A metric's status flips through three layers in order:

Threshold evaluation: the strict-operator rule applied to each pushed value (see threshold operators).
Dwell gating: a status only flips after holding the new state for the configured dwell period.
Shadow mode (optional): a metric can be marked as shadowed for a window so it does not affect status pages or fire webhook events while operators tune it.

This page covers steps 2 and 3.

Why dwell exists

A naive implementation would publish every status change the agent reports. In practice, metrics flap. A network blip pushes one bad sample, the next sample is fine, the on-call gets paged twice per minute.

Dwell gating requires the new status to hold for a minimum duration before propagating. Configure two values per metric:

Dwell to breach: how long the metric must report the new status before flipping into a worse band (healthy → degraded or healthy → unhealthy).
Dwell to recover: how long the metric must report the new status before flipping into a better band (unhealthy → healthy).

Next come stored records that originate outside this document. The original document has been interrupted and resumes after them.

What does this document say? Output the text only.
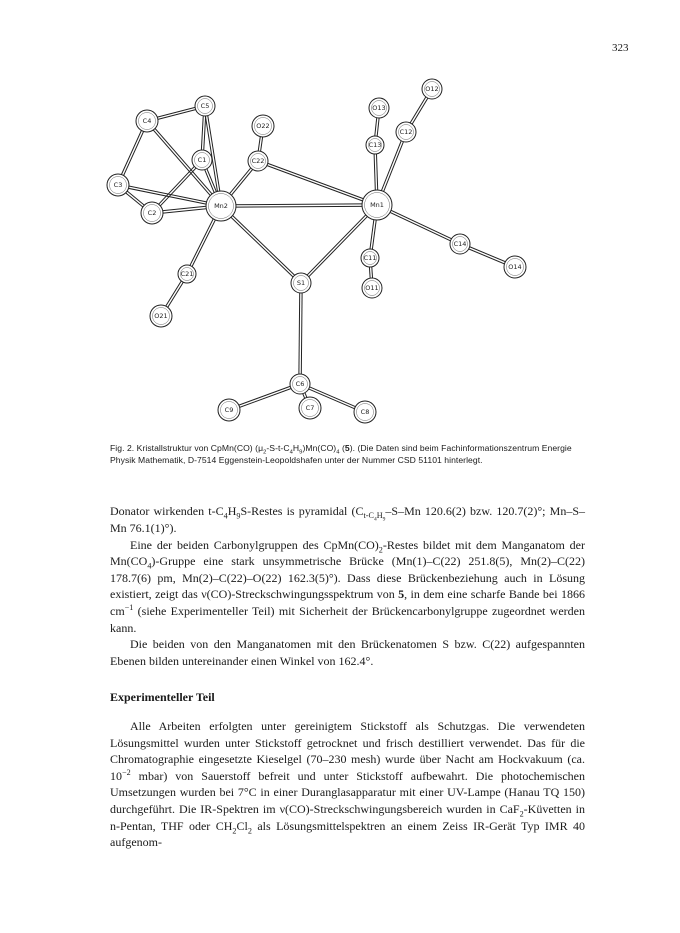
323
C5
C4
O22
O13
O12
C12
C13
C22
C1
C3
C2
Mn2	Mn1
C14
O14
C11
O11
S1
C21
O21
C6
C7
C9	C8
Fig. 2. Kristallstruktur von CpMn(CO) $(\mu_2-S-t-C_4H_9)Mn(CO)_4$ (5). (Die Daten sind beim Fachinformationszentrum Energie Physik Mathematik, D-7514 Eggenstein-Leopoldshafen unter der Nummer CSD 51101 hinterlegt.

Donator wirkenden $t-C_4H_9S$-Restes is pyramidal ($C_{t-C_4H_9}-S-Mn$ 120.6(2) bzw. 120.7(2)°; Mn–S–Mn 76.1(1)°).

Eine der beiden Carbonylgruppen des $CpMn(CO)_2$-Restes bildet mit dem Manganatom der $Mn(CO_4)$-Gruppe eine stark unsymmetrische Brücke (Mn(1)–C(22) 251.8(5), Mn(2)–C(22) 178.7(6) pm, Mn(2)–C(22)–O(22) 162.3(5)°). Dass diese Brückenbeziehung auch in Lösung existiert, zeigt das ν(CO)-Streckschwingungsspektrum von 5, in dem eine scharfe Bande bei 1866 $cm^{-1}$ (siehe Experimenteller Teil) mit Sicherheit der Brückencarbonylgruppe zugeordnet werden kann.

Die beiden von den Manganatomen mit den Brückenatomen S bzw. C(22) aufgespannten Ebenen bilden untereinander einen Winkel von 162.4°.

Experimenteller Teil

Alle Arbeiten erfolgten unter gereinigtem Stickstoff als Schutzgas. Die verwendeten Lösungsmittel wurden unter Stickstoff getrocknet und frisch destilliert verwendet. Das für die Chromatographie eingesetzte Kieselgel (70–230 mesh) wurde über Nacht am Hockvakuum (ca. $10^{-2}$ mbar) von Sauerstoff befreit und unter Stickstoff aufbewahrt. Die photochemischen Umsetzungen wurden bei 7°C in einer Duranglasapparatur mit einer UV-Lampe (Hanau TQ 150) durchgeführt. Die IR-Spektren im ν(CO)-Streckschwingungsbereich wurden in CaF$_2$-Küvetten in n-Pentan, THF oder $CH_2Cl_2$ als Lösungsmittelspektren an einem Zeiss IR-Gerät Typ IMR 40 aufgenom-
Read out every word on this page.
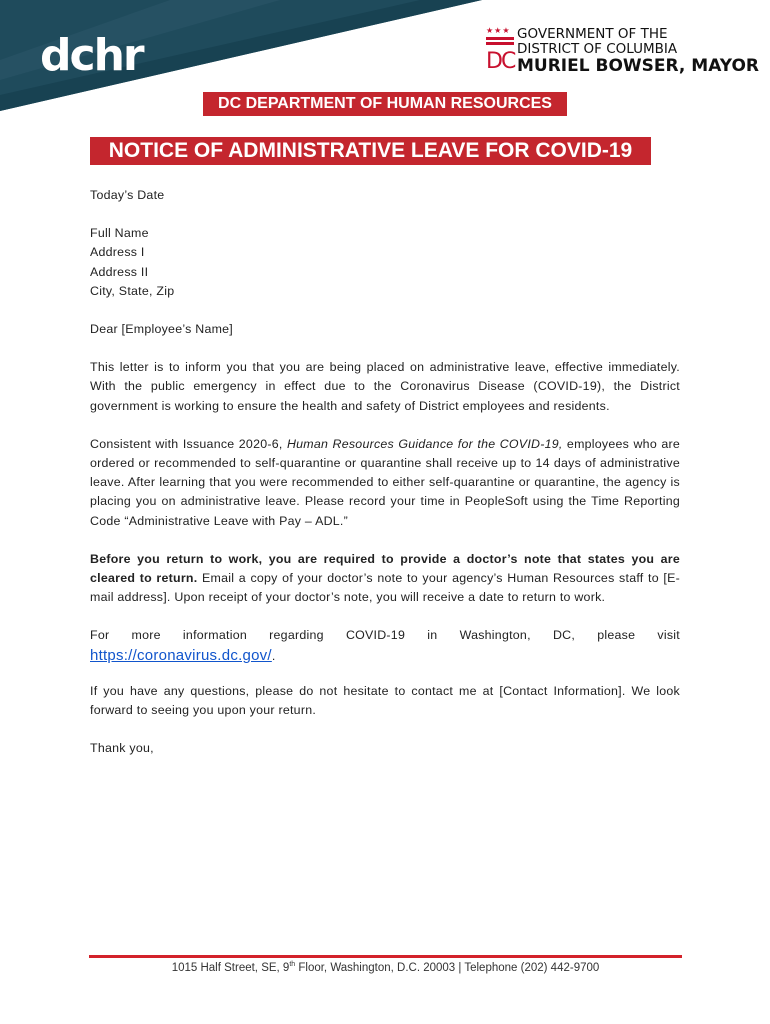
dchr	★★★
DC
GOVERNMENT OF THE
DISTRICT OF COLUMBIA
MURIEL BOWSER, MAYOR
DC DEPARTMENT OF HUMAN RESOURCES
NOTICE OF ADMINISTRATIVE LEAVE FOR COVID-19
Today’s Date
Full Name
Address I
Address II
City, State, Zip
Dear [Employee’s Name]

This letter is to inform you that you are being placed on administrative leave, effective immediately. With the public emergency in effect due to the Coronavirus Disease (COVID-19), the District government is working to ensure the health and safety of District employees and residents.

Consistent with Issuance 2020-6, Human Resources Guidance for the COVID-19, employees who are ordered or recommended to self-quarantine or quarantine shall receive up to 14 days of administrative leave. After learning that you were recommended to either self-quarantine or quarantine, the agency is placing you on administrative leave. Please record your time in PeopleSoft using the Time Reporting Code “Administrative Leave with Pay – ADL.”

Before you return to work, you are required to provide a doctor’s note that states you are cleared to return. Email a copy of your doctor’s note to your agency’s Human Resources staff to [E-mail address]. Upon receipt of your doctor’s note, you will receive a date to return to work.

For more information regarding COVID-19 in Washington, DC, please visit
https://coronavirus.dc.gov/.

If you have any questions, please do not hesitate to contact me at [Contact Information]. We look forward to seeing you upon your return.

Thank you,
1015 Half Street, SE, 9th Floor, Washington, D.C. 20003 | Telephone (202) 442-9700
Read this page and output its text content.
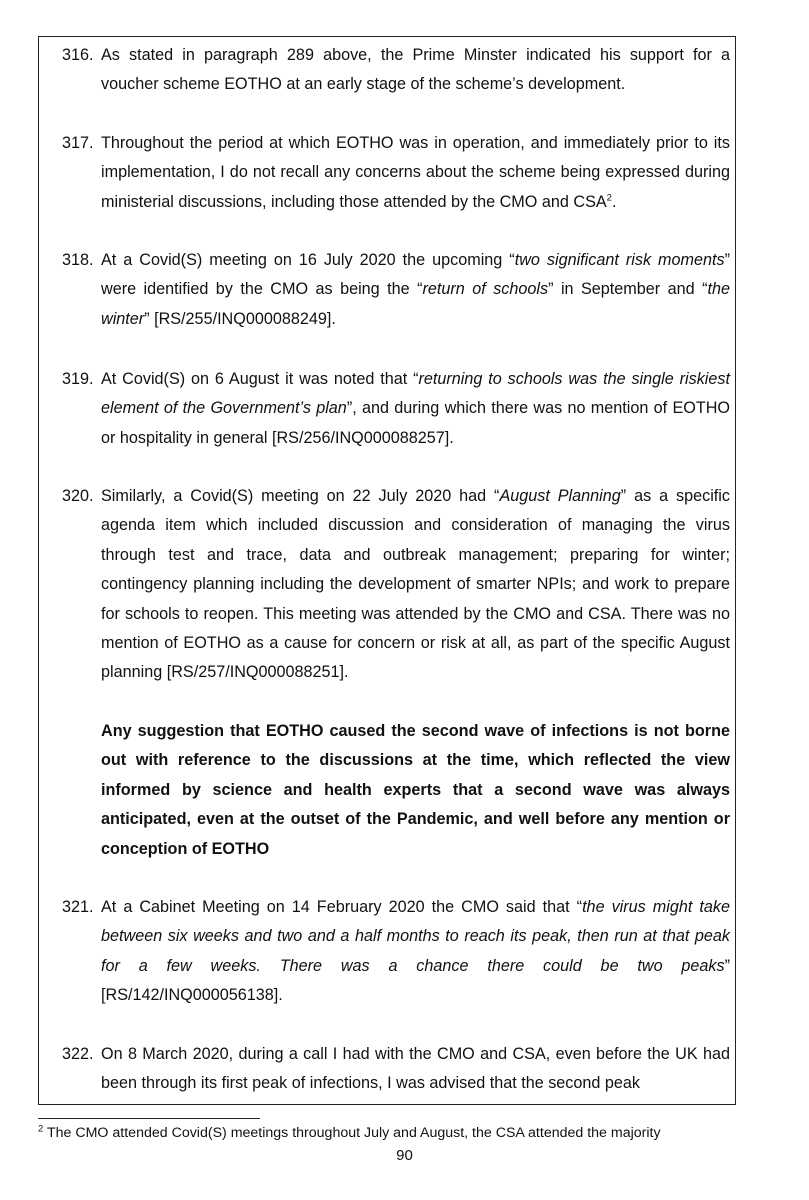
316. As stated in paragraph 289 above, the Prime Minster indicated his support for a voucher scheme EOTHO at an early stage of the scheme’s development.
317. Throughout the period at which EOTHO was in operation, and immediately prior to its implementation, I do not recall any concerns about the scheme being expressed during ministerial discussions, including those attended by the CMO and CSA$^2$.
318. At a Covid(S) meeting on 16 July 2020 the upcoming “two significant risk moments” were identified by the CMO as being the “return of schools” in September and “the winter” [RS/255/INQ000088249].
319. At Covid(S) on 6 August it was noted that “returning to schools was the single riskiest element of the Government’s plan”, and during which there was no mention of EOTHO or hospitality in general [RS/256/INQ000088257].
320. Similarly, a Covid(S) meeting on 22 July 2020 had “August Planning” as a specific agenda item which included discussion and consideration of managing the virus through test and trace, data and outbreak management; preparing for winter; contingency planning including the development of smarter NPIs; and work to prepare for schools to reopen. This meeting was attended by the CMO and CSA. There was no mention of EOTHO as a cause for concern or risk at all, as part of the specific August planning [RS/257/INQ000088251].
Any suggestion that EOTHO caused the second wave of infections is not borne out with reference to the discussions at the time, which reflected the view informed by science and health experts that a second wave was always anticipated, even at the outset of the Pandemic, and well before any mention or conception of EOTHO
321. At a Cabinet Meeting on 14 February 2020 the CMO said that “the virus might take between six weeks and two and a half months to reach its peak, then run at that peak for a few weeks. There was a chance there could be two peaks” [RS/142/INQ000056138].
322. On 8 March 2020, during a call I had with the CMO and CSA, even before the UK had been through its first peak of infections, I was advised that the second peak
$^2$ The CMO attended Covid(S) meetings throughout July and August, the CSA attended the majority
90
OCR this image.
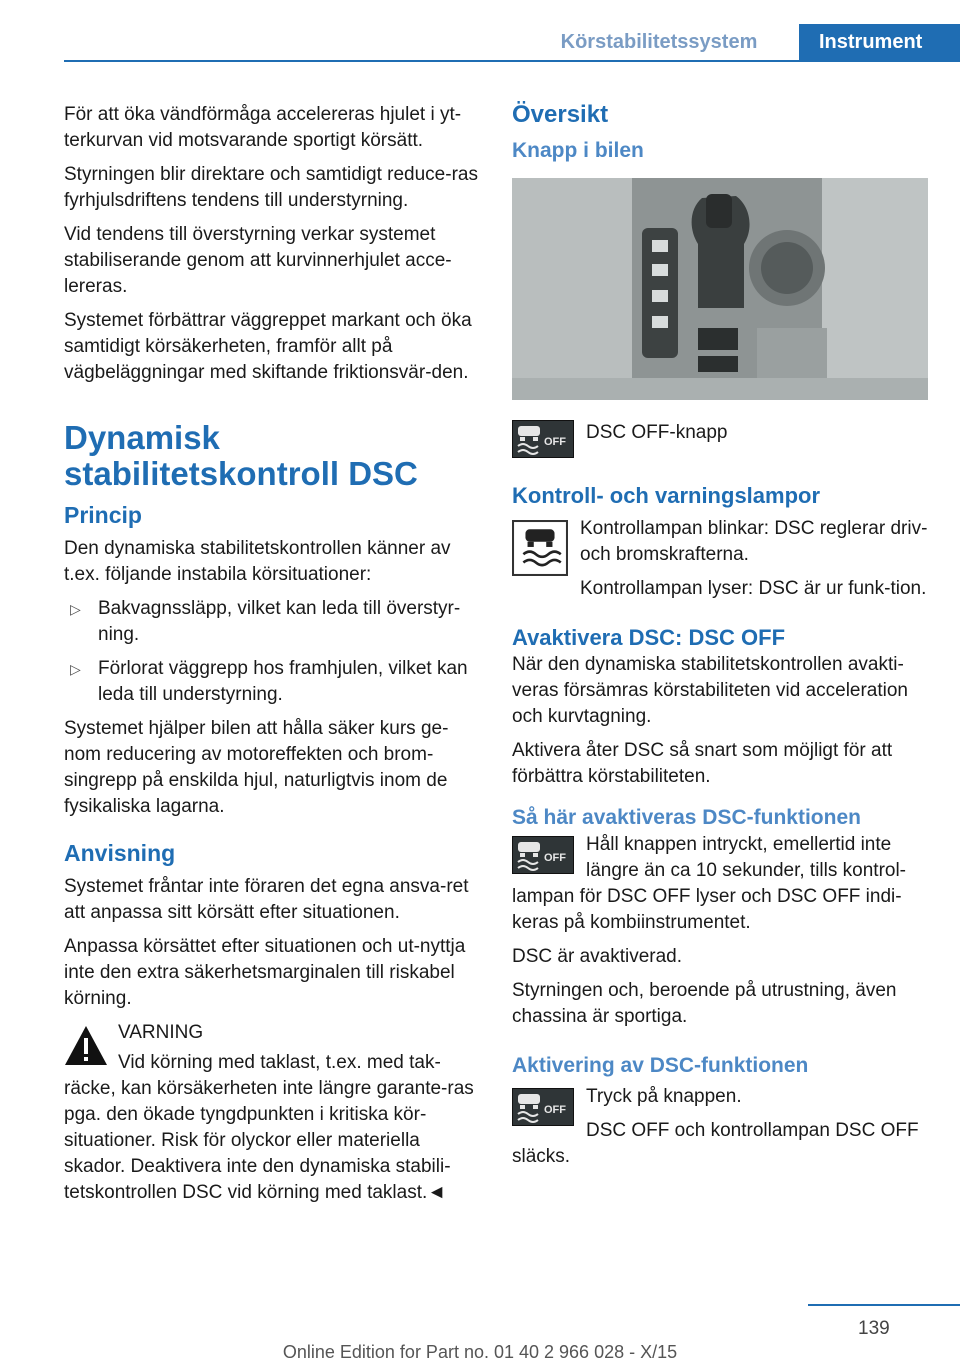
Körstabilitetssystem	Instrument

För att öka vändförmåga accelereras hjulet i yt-terkurvan vid motsvarande sportigt körsätt.

Styrningen blir direktare och samtidigt reduce-ras fyrhjulsdriftens tendens till understyrning.

Vid tendens till överstyrning verkar systemet stabiliserande genom att kurvinnerhjulet acce-lereras.

Systemet förbättrar väggreppet markant och öka samtidigt körsäkerheten, framför allt på vägbeläggningar med skiftande friktionsvär-den.

Dynamisk stabilitetskontroll DSC
Princip

Den dynamiska stabilitetskontrollen känner av t.ex. följande instabila körsituationer:

▷ Bakvagnssläpp, vilket kan leda till överstyr-ning.
▷ Förlorat väggrepp hos framhjulen, vilket kan leda till understyrning.

Systemet hjälper bilen att hålla säker kurs ge-nom reducering av motoreffekten och brom-singrepp på enskilda hjul, naturligtvis inom de fysikaliska lagarna.

Anvisning

Systemet fråntar inte föraren det egna ansva-ret att anpassa sitt körsätt efter situationen.

Anpassa körsättet efter situationen och ut-nyttja inte den extra säkerhetsmarginalen till riskabel körning.

VARNING

Vid körning med taklast, t.ex. med tak-räcke, kan körsäkerheten inte längre garante-ras pga. den ökade tyngdpunkten i kritiska kör-situationer. Risk för olyckor eller materiella skador. Deaktivera inte den dynamiska stabili-tetskontrollen DSC vid körning med taklast.◄

Översikt
Knapp i bilen
OFF	DSC OFF-knapp

Kontroll- och varningslampor

Kontrollampan blinkar: DSC reglerar driv- och bromskrafterna.

Kontrollampan lyser: DSC är ur funk-tion.

Avaktivera DSC: DSC OFF

När den dynamiska stabilitetskontrollen avakti-veras försämras körstabiliteten vid acceleration och kurvtagning.

Aktivera åter DSC så snart som möjligt för att förbättra körstabiliteten.

Så här avaktiveras DSC-funktionen
OFF

Håll knappen intryckt, emellertid inte längre än ca 10 sekunder, tills kontrol-lampan för DSC OFF lyser och DSC OFF indi-keras på kombiinstrumentet.

DSC är avaktiverad.

Styrningen och, beroende på utrustning, även chassina är sportiga.

Aktivering av DSC-funktionen
OFF

Tryck på knappen.

DSC OFF och kontrollampan DSC OFF släcks.

139
Online Edition for Part no. 01 40 2 966 028 - X/15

The defaults shipped with the create form are conservative: 60 seconds to breach, 300 seconds to recover. Asymmetric values ("quick to flag, slow to recover") are appropriate for systems where premature recovery announcements have a higher cost than a delayed unhealthy alert.

Status sources

Three statuses come from the strict-operator rule:

healthy
degraded
unhealthy

Two statuses come from collection-layer outcomes, not from values:

no_data: the agent attempted a probe but produced no value. The reason code is recorded alongside (ECONNREFUSED, ETIMEDOUT, no_data_for_query, etc.).
unknown: no recent push has arrived for the metric within the expected interval.

no_data and unknown do not burn SLO budget by default; they are operational signals that surface in the agent dashboard and as metric.no_data webhook events.

Stale data tolerance

Dwell gating handles the small flaps. A separate read-time rule handles a much larger gap: what happens when no sample arrives at all, because the agent is crashed, the network between the agent and Observer Cloud is partitioned, or Observer Cloud itself is degraded.

A metric is stale when its last push timestamp is older than three times its push interval, capped at 15 minutes:

threshold = min(3 × push_interval_minutes × 60s, 15 minutes)
stale     = (now - last_push_timestamp) > threshold

The 3× multiplier gives the agent one full retry-and-backoff window before a missing push is considered a problem. The 15-minute hard cap stops a slow push cadence from masking a multi-hour outage on a high-importance metric.

Staleness is computed at read time. The database always carries whatever the agent last pushed. The status-page and embed renderers make the call independently each time they load.

A stale metric is excluded from the service rollup. It is not counted toward SLO burn. The metric.status_changed and metric.no_data webhooks are not fired on staleness transitions. What does fire: agent.lag_high and agent.offline, which speak to the actual cause — they are operator-facing.

When every metric on a service is stale, the service renders as monitoring_delayed with a "Last known: Operational" caption alongside. See Observer availability for the full trust contract.

Shadow mode

A metric can be marked shadowed until a future timestamp. While shadowed:

The metric still pushes status to the cloud.
Status pages do not consume the shadowed metric in the rolled-up page status.
Webhook events for the shadowed metric are suppressed.
The metric's history is still recorded for later inspection.

Use shadow mode when introducing a new metric, tuning its threshold, or rolling out a new probe runtime. Once the metric behaves as expected, clear the shadow timestamp and it joins the public status surface.